Demand for alternative currencies, correct cross-screen counting, and attribution rages on
With 2024 Upfronts planning kicking off in January, we’re nearing the peak of alternative currency’s momentum. Cross-screen measurement is critical to currency, as it enables a holistic view of inventory and performance, enabling publishers to prioritise and price inventory in order to drive the best results for them. The future of cross-screen measurement lies in deterministic, foundational identity, which helps the ecosystem to create a unified view of the consumer – making for better outcomes. While data collaboration is not the only way to measure, it is the most sophisticated, and ensures accountable and advanced insights across inventory.
How to take action: As the ecosystem continues its quest towards an alternative currency marketplace, identity is still the critical foundation for cross-screen measurement. A strong, deterministic, people-based identity can:
- Drive better personalised experiences across all of convergent TV. Deterministic identity can power engagement at not just a household level, but also a person level, helping to power optimal reach and frequency within audiences.
- Help measure effectiveness more accurately. Deterministic, people-based identity enables an omnichannel view of consumers, enabling marketers to connect ad exposures to business outcomes, as well as conversions.
Having a strong foundation of deterministic, interoperable identity unlocks better counting, greater precision, more effective testing, and more efficient optimisations, all of which are core to the alternative currency movement.
Data is still the most valuable asset
This trend should come as no surprise.
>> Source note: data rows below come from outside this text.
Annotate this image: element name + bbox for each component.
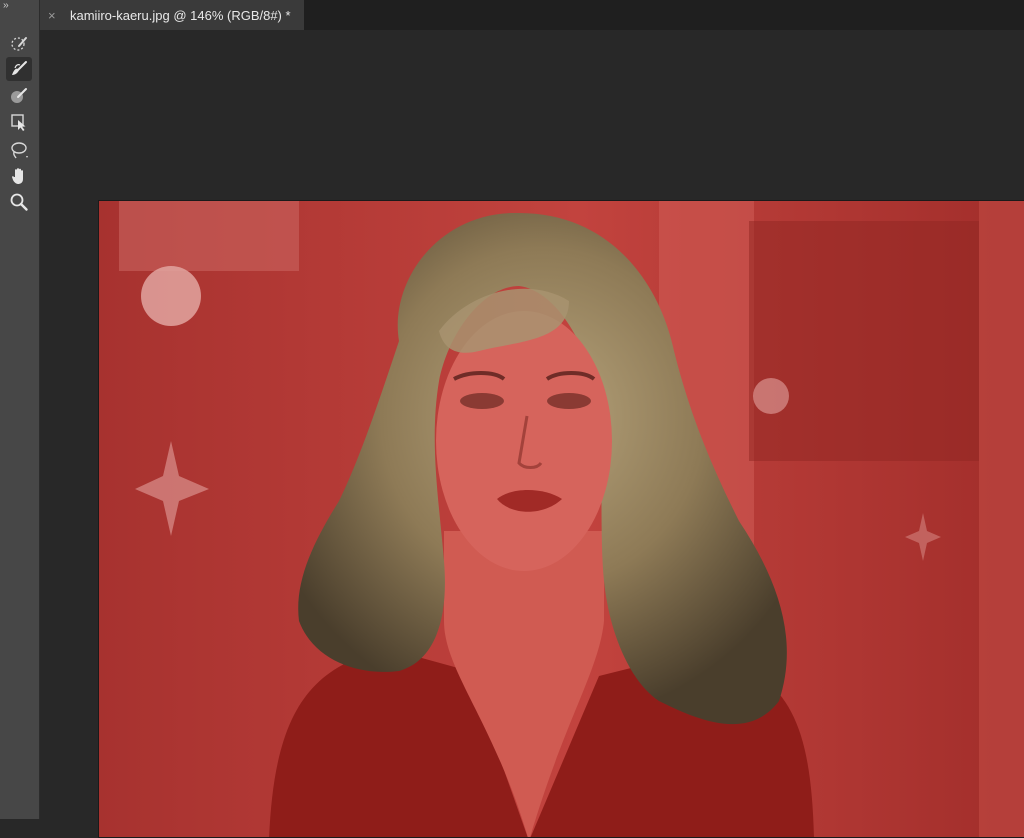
zoom-tool-icon: [10, 193, 28, 211]
document-tab[interactable]: × kamiiro-kaeru.jpg @ 146% (RGB/8#) *: [40, 0, 304, 30]
tools-panel: ››: [0, 0, 40, 819]
zoom-tool-button[interactable]: [6, 190, 32, 214]
hand-tool-icon: [12, 168, 23, 184]
right-eye: [547, 393, 591, 409]
quick-selection-tool-button[interactable]: [6, 32, 32, 56]
object-selection-tool-button[interactable]: [6, 110, 32, 134]
lasso-tool-icon: [11, 142, 28, 159]
object-selection-tool-icon: [11, 114, 26, 131]
photo-with-mask-overlay: [99, 201, 1024, 837]
refine-edge-brush-button[interactable]: [6, 84, 32, 108]
collapse-panel-button[interactable]: ››: [3, 0, 9, 11]
hand-tool-button[interactable]: [6, 164, 32, 188]
left-eye: [460, 393, 504, 409]
lasso-tool-button[interactable]: [6, 138, 32, 162]
wall-clock: [141, 266, 201, 326]
document-tab-title: kamiiro-kaeru.jpg @ 146% (RGB/8#) *: [70, 7, 291, 23]
refine-edge-brush-icon: [11, 88, 27, 103]
brush-tool-button[interactable]: [6, 57, 32, 81]
close-tab-icon[interactable]: ×: [48, 8, 62, 23]
document-tab-bar: × kamiiro-kaeru.jpg @ 146% (RGB/8#) *: [40, 0, 1024, 30]
brush-tool-icon: [12, 61, 27, 75]
quick-selection-tool-icon: [11, 37, 27, 51]
document-canvas[interactable]: [98, 200, 1024, 838]
workspace: [40, 30, 1024, 838]
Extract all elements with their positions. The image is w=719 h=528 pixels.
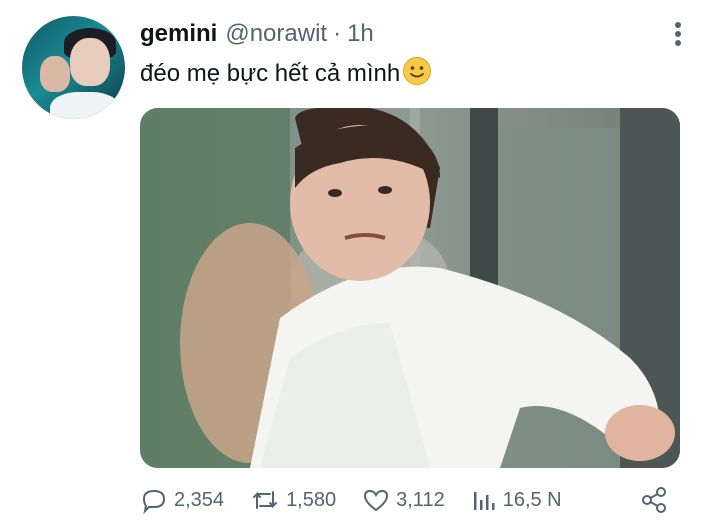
like-button[interactable]: 3,112	[362, 486, 445, 514]
tweet-header: gemini @norawit · 1h	[140, 20, 374, 50]
tweet-timestamp[interactable]: 1h	[347, 20, 374, 48]
retweet-count: 1,580	[286, 488, 337, 511]
header-separator: ·	[333, 20, 342, 47]
avatar-face-left	[40, 56, 70, 92]
tweet-actions: 2,354 1,580 3,112 16,5 N	[140, 486, 588, 514]
reply-count: 2,354	[174, 488, 225, 511]
share-icon[interactable]	[640, 486, 668, 514]
photo-illustration	[140, 108, 680, 468]
reply-icon	[142, 489, 166, 514]
author-handle[interactable]: @norawit	[225, 20, 327, 48]
retweet-icon	[253, 491, 278, 509]
avatar-face-right	[70, 38, 110, 86]
slightly-smiling-face-icon	[402, 56, 432, 93]
views-count: 16,5 N	[502, 488, 562, 511]
heart-icon	[364, 489, 389, 512]
tweet-media-photo[interactable]	[140, 108, 680, 468]
author-display-name[interactable]: gemini	[140, 20, 217, 48]
views-button[interactable]: 16,5 N	[471, 486, 562, 514]
views-chart-icon	[473, 492, 495, 510]
avatar-shirt	[50, 92, 120, 119]
author-avatar[interactable]	[22, 16, 125, 119]
tweet-text: đéo mẹ bực hết cả mình	[140, 56, 432, 93]
retweet-button[interactable]: 1,580	[250, 486, 336, 514]
reply-button[interactable]: 2,354	[140, 486, 224, 514]
like-count: 3,112	[396, 488, 445, 511]
more-options-icon[interactable]	[670, 22, 686, 50]
tweet-body: đéo mẹ bực hết cả mình	[140, 59, 401, 87]
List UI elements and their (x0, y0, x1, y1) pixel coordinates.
Amidst everything, and no matter what 2024 may hold, better investments and better strategy start with better insights across the ecosystem – and data unlocks these insights. As companies get a better handle on their data, they can also look to minimise data movement, which saves money, reduces wasted time, enables increased privacy, reduces third-party dependencies, and maximises insights, all while enabling more use cases.
Fraud threatens ad revenue
As stated by DoubleVerify, fraud seems to follow ad spend, and CTV is no different: in 2022, ad fraud surged on CTV by 69% over the previous year, and with CTV set for another banner year, even more fraud can be expected to follow.
How to take action: Just as leveraging data and identity helps with addressability, it can also help with fraud. When marketers can leverage people-based marketing, they can benefit from an omnichannel view of every touchpoint with a consumer, all the way through to conversions and real business outcomes.